Tirzepatide off the FDA shortage list: what it means for compounded copies

FDA declared the tirzepatide injection shortage resolved in December 2024. The compounded-tirzepatide landscape changed materially over the following year — but the regulatory geometry is more nuanced than 'compounding is now banned.'

· Updated May 7, 2026 · ProPeptideGuide editorial

In October 2024 FDA declared that the tirzepatide injection shortage was resolved. After a brief reconsideration — and a related court challenge — FDA confirmed the resolved status on December 19, 2024. Eighteen months later, the practical compounded-tirzepatide landscape is substantially different. Routine compounded tirzepatide is no longer broadly available through 503B outsourcing facilities. State-licensed 503A compounding remains constrained by FDA’s policy on essentially copied versions of commercially available products. And FDA proposed, on April 30, 2026, to formally exclude semaglutide, tirzepatide, and liraglutide from the 503B bulks list — a determination still pending public comment.
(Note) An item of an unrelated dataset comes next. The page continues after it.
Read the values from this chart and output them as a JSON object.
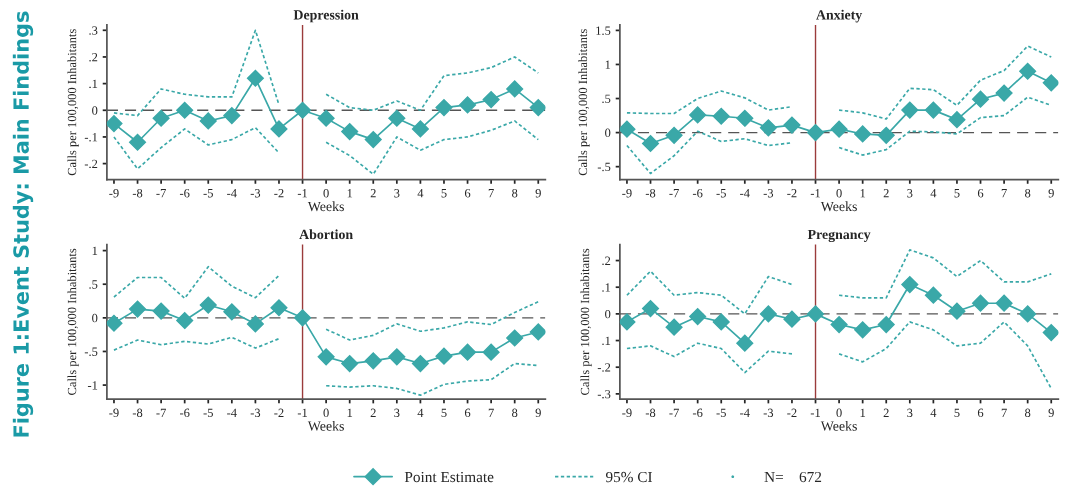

The shortage-list mechanism

When a drug appears on FDA’s drug shortage list, an enforcement discretion is opened: 503B outsourcing facilities can compound from bulk substances even when those substances are not on the 503B bulks list, subject to specific conditions. When the shortage resolves, the enforcement-discretion period closes. For tirzepatide, the 503B enforcement-discretion period ended March 19, 2025; 503A pharmacies and physicians had a separate enforcement-discretion endpoint earlier in the year.
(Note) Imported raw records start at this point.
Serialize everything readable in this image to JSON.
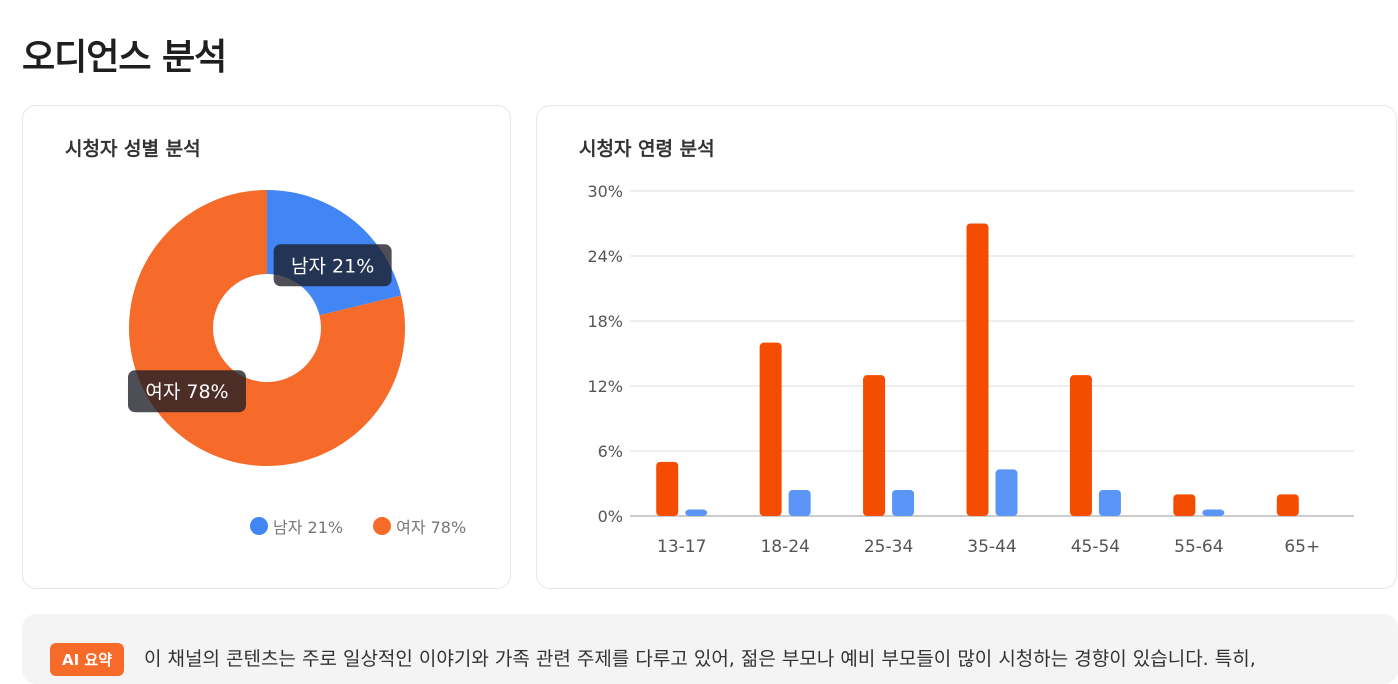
{
  "page": {
    "title": "오디언스 분석"
  },
  "gender_card": {
    "title": "시청자 성별 분석",
    "legend": [
      {
        "label": "남자 21%",
        "color": "#4285f4"
      },
      {
        "label": "여자 78%",
        "color": "#f76b2a"
      }
    ]
  },
  "age_card": {
    "title": "시청자 연령 분석"
  },
  "summary": {
    "badge": "AI 요약",
    "text": "이 채널의 콘텐츠는 주로 일상적인 이야기와 가족 관련 주제를 다루고 있어, 젊은 부모나 예비 부모들이 많이 시청하는 경향이 있습니다. 특히,"
  },
  "chart_data": [
    {
      "type": "pie",
      "variant": "donut",
      "title": "시청자 성별 분석",
      "slices": [
        {
          "name": "남자",
          "value": 21,
          "label": "남자 21%",
          "color": "#4285f4"
        },
        {
          "name": "여자",
          "value": 78,
          "label": "여자 78%",
          "color": "#f76b2a"
        }
      ],
      "legend": "bottom-right"
    },
    {
      "type": "bar",
      "title": "시청자 연령 분석",
      "categories": [
        "13-17",
        "18-24",
        "25-34",
        "35-44",
        "45-54",
        "55-64",
        "65+"
      ],
      "series": [
        {
          "values": [
            5,
            16,
            13,
            27,
            13,
            2,
            2
          ],
          "color": "#f44c00"
        },
        {
          "values": [
            0.6,
            2.4,
            2.4,
            4.3,
            2.4,
            0.6,
            0
          ],
          "color": "#5b95f8"
        }
      ],
      "yticks": [
        "0%",
        "6%",
        "12%",
        "18%",
        "24%",
        "30%"
      ],
      "ylim": [
        0,
        30
      ],
      "grid": true
    }
  ]
}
This is not a ban on compounding tirzepatide. It is a return to the ordinary rule: a 503B facility may compound from a bulk substance only if the substance appears on the 503B bulks list or the compounded drug appears on the shortage list at the relevant time. Tirzepatide is on neither.

The “essentially a copy” rule for 503A

For 503A pharmacies, the question is different. FDA policy restricts compounding that is regularly or inordinately an essentially copied version of a commercially available drug. A compounded drug may be considered essentially a copy when it has the same active ingredient in the same, similar, or easily substitutable strength, intended for the same route of administration — unless a prescriber documents that a change produces a significant difference for an identified individual patient.
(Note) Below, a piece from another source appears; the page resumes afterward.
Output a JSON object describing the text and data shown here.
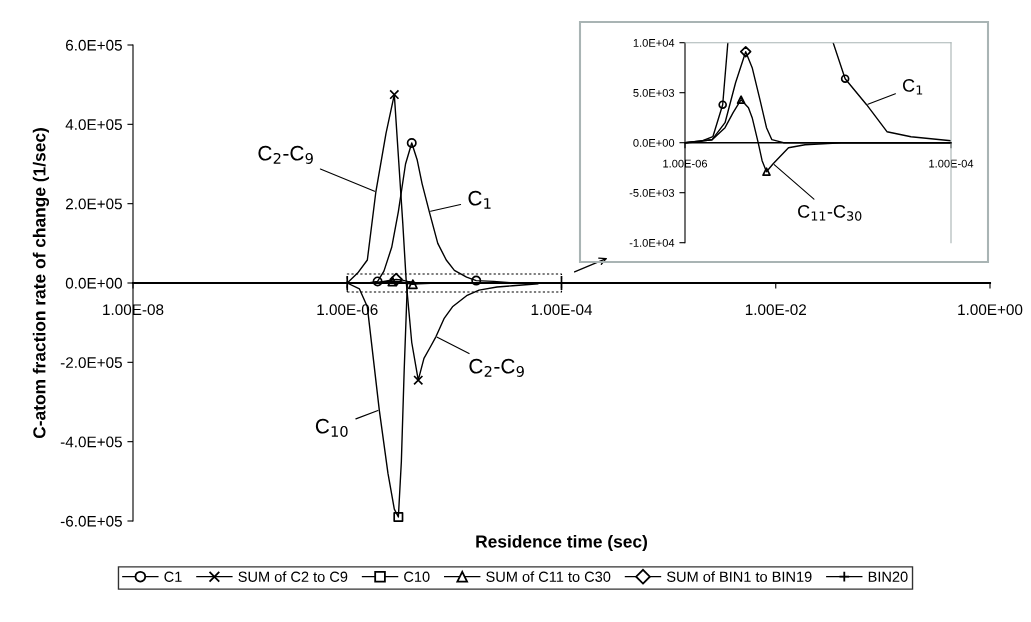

In practice this means that 503A pharmacies cannot routinely produce something that is functionally a generic Mounjaro or Zepbound. Where state-licensed compounding is still occurring, the documented clinical-difference standard is doing significant work, and the line between defensible and indefensible compounding gets walked prescription by prescription.

What changes with the proposed 503B exclusion

On April 30, 2026 FDA proposed to formally exclude semaglutide, tirzepatide, and liraglutide from the 503B bulks list. The proposal’s substance is short: FDA finds no clinical need for outsourcing facilities to compound these drugs from bulk substances.

If finalized, the exclusion would close the most plausible future pathway for 503B-scale compounded GLP-1 production — a future return to the shortage list, or future placement on the 503B bulks list — by making the latter unavailable as a matter of policy. The public comment period closed June 29, 2026; final FDA action is expected later in the year.

What this means for readers

Three concrete implications:

  1. Compounded tirzepatide marketed as a generic equivalent of Mounjaro or Zepbound is not a 503B-permitted product at the moment, because tirzepatide is neither on the shortage list nor on the 503B bulks list. Products marketed this way warrant skepticism.

  2. The 503A pathway has not been closed, but it has been constrained. A 503A pharmacy filling a tirzepatide prescription must satisfy the essentially-a-copy standard. That standard contemplates genuine, individualized clinical differences, not standardized commercial substitution.

  3. The international picture is unchanged. Tirzepatide is approved in the EU, UK, Canada, and Australia under the Mounjaro brand; readers in those jurisdictions access tirzepatide through ordinary prescription channels. Cross-border importation does not create a US compliant pathway.

The tirzepatide reference page on ProPeptideGuide tracks each of these inputs. The next regulatory inflection point is the FDA final determination on the 503B bulks-list exclusion proposal.